Reusing the Filling:
The filling balls can be flattened into cutlet/patties shape and shallow fried on a flat pan with a little oil to make for tasty mixed vegetable & besan cutlets, that can be served as is with a dip of choice or even inside a burger or wrap!
Sweet (flours, oil, ghee), sour (lemon), salty (salt), bitter (leaves), pungent (chilly, ginger, garlic), astringent (leaves).

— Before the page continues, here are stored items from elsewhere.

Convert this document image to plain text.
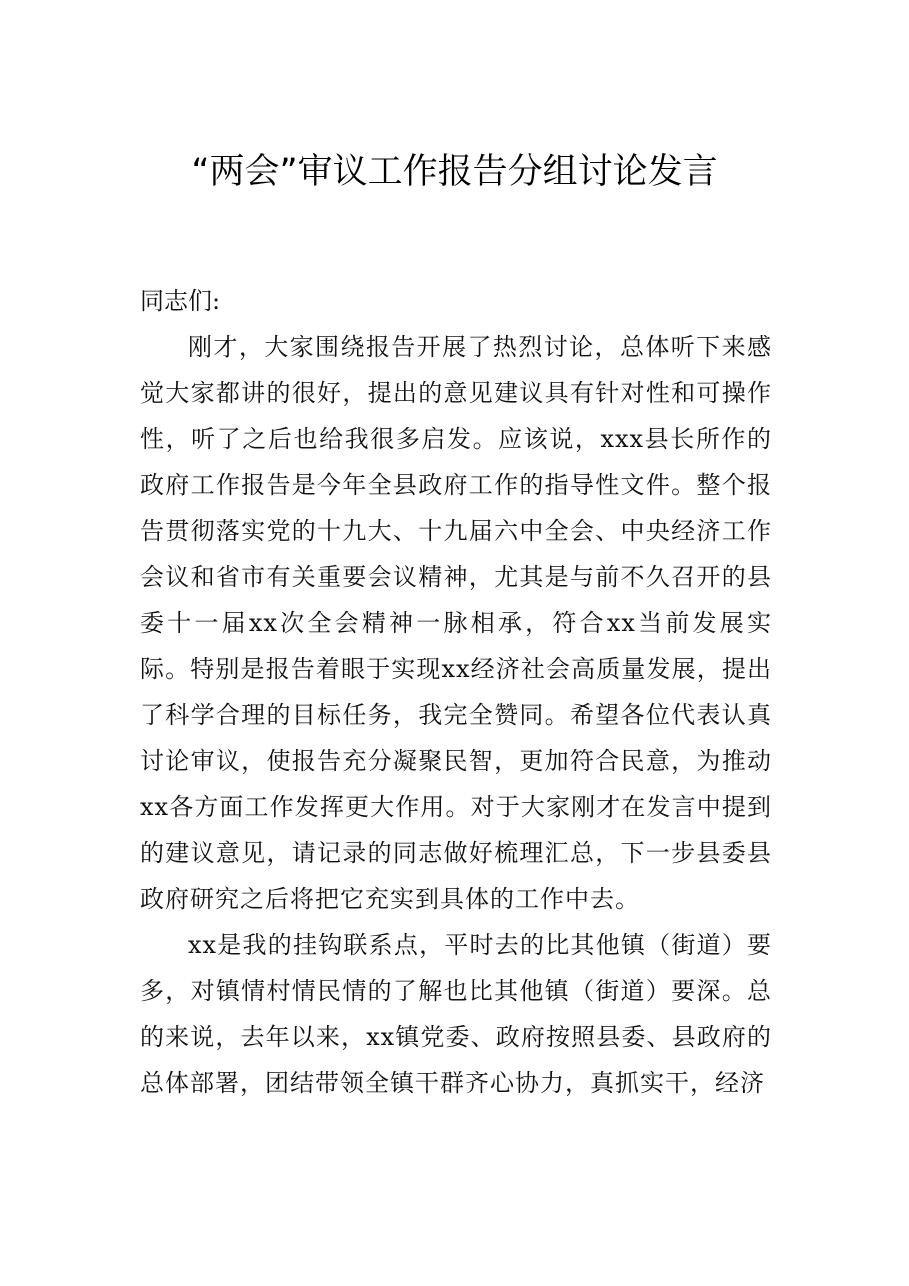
“两会”审议工作报告分组讨论发言

同志们:

刚才，大家围绕报告开展了热烈讨论，总体听下来感觉大家都讲的很好，提出的意见建议具有针对性和可操作性，听了之后也给我很多启发。应该说，xxx县长所作的政府工作报告是今年全县政府工作的指导性文件。整个报告贯彻落实党的十九大、十九届六中全会、中央经济工作会议和省市有关重要会议精神，尤其是与前不久召开的县委十一届xx次全会精神一脉相承，符合xx当前发展实际。特别是报告着眼于实现xx经济社会高质量发展，提出了科学合理的目标任务，我完全赞同。希望各位代表认真讨论审议，使报告充分凝聚民智，更加符合民意，为推动xx各方面工作发挥更大作用。对于大家刚才在发言中提到的建议意见，请记录的同志做好梳理汇总，下一步县委县政府研究之后将把它充实到具体的工作中去。

xx是我的挂钩联系点，平时去的比其他镇（街道）要多，对镇情村情民情的了解也比其他镇（街道）要深。总的来说，去年以来，xx镇党委、政府按照县委、县政府的总体部署，团结带领全镇干群齐心协力，真抓实干，经济
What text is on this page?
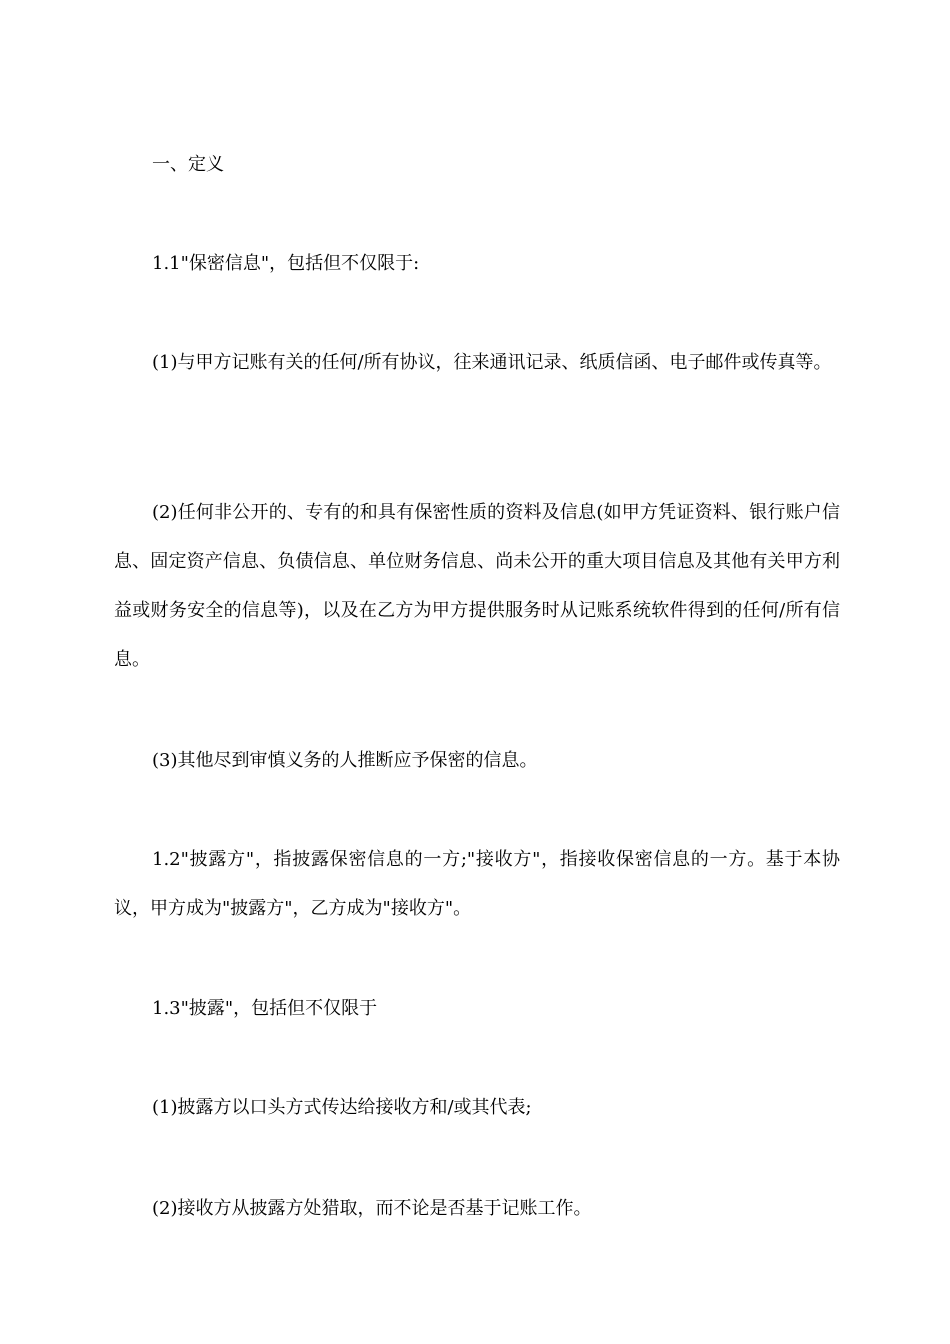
一、定义

1.1"保密信息"，包括但不仅限于:

(1)与甲方记账有关的任何/所有协议，往来通讯记录、纸质信函、电子邮件或传真等。

(2)任何非公开的、专有的和具有保密性质的资料及信息(如甲方凭证资料、银行账户信息、固定资产信息、负债信息、单位财务信息、尚未公开的重大项目信息及其他有关甲方利益或财务安全的信息等)，以及在乙方为甲方提供服务时从记账系统软件得到的任何/所有信息。

(3)其他尽到审慎义务的人推断应予保密的信息。

1.2"披露方"，指披露保密信息的一方;"接收方"，指接收保密信息的一方。基于本协议，甲方成为"披露方"，乙方成为"接收方"。

1.3"披露"，包括但不仅限于

(1)披露方以口头方式传达给接收方和/或其代表;

(2)接收方从披露方处猎取，而不论是否基于记账工作。
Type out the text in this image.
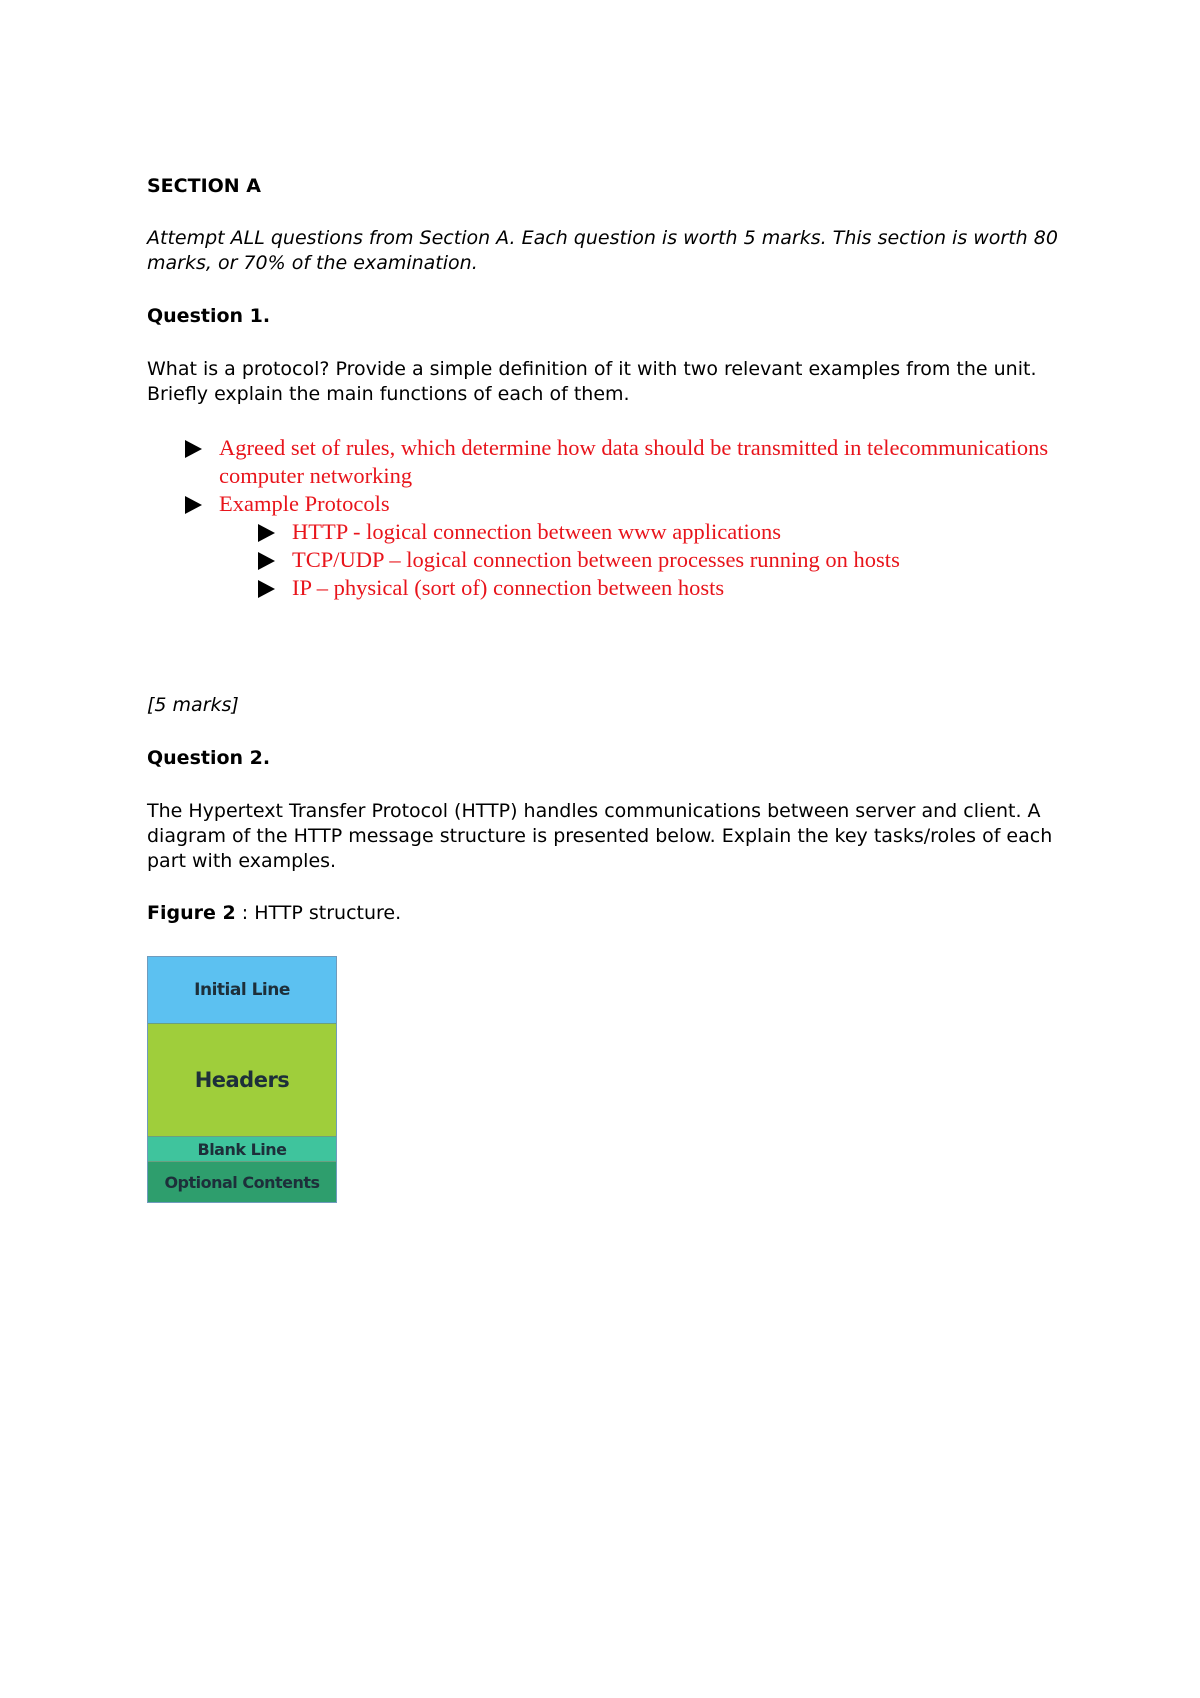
SECTION A

Attempt ALL questions from Section A. Each question is worth 5 marks. This section is worth 80 marks, or 70% of the examination.

Question 1.

What is a protocol? Provide a simple definition of it with two relevant examples from the unit. Briefly explain the main functions of each of them.

Agreed set of rules, which determine how data should be transmitted in telecommunications computer networking
Example Protocols
HTTP - logical connection between www applications
TCP/UDP – logical connection between processes running on hosts
IP – physical (sort of) connection between hosts

[5 marks]

Question 2.

The Hypertext Transfer Protocol (HTTP) handles communications between server and client. A diagram of the HTTP message structure is presented below. Explain the key tasks/roles of each part with examples.

Figure 2 : HTTP structure.

Initial Line
Headers
Blank Line
Optional Contents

This recipe is quite tridoshic in nature. Wheat that is heavy, sticky, cold and slightly difficult to digest tends to be kapha and vata provoking. Bengal gram flour is also kapha and vata aggravating. To counter these and increase some pitta in the recipe, warming, digestive spices like cumin, coriander, chilly, ginger, garlic are added. Ghee is tridoshic and a great digestive aid. As always, kaphas should watch portion sizes and control the amount of ghee and oil. Pittas shouldn’t overdo the garlic, ginger and chillies – skipping them is also fine. Adding dried ginger powder instead of fresh ginger in any recipe will reduce the pitta effects, while still giving the digestive benefits of adding ginger. Ensure that the bengal gram flour is well cooked to avoid flatulence for vatas.
Garlic and onions add some minimal rajas and tamas respectively to the dish. You may skip these, if you want to. But in small amounts, even these ingredients offer benefits – so you can just use them in moderation once in a while. Otherwise, the spices used with the exception of chilli are all sattvic in nature.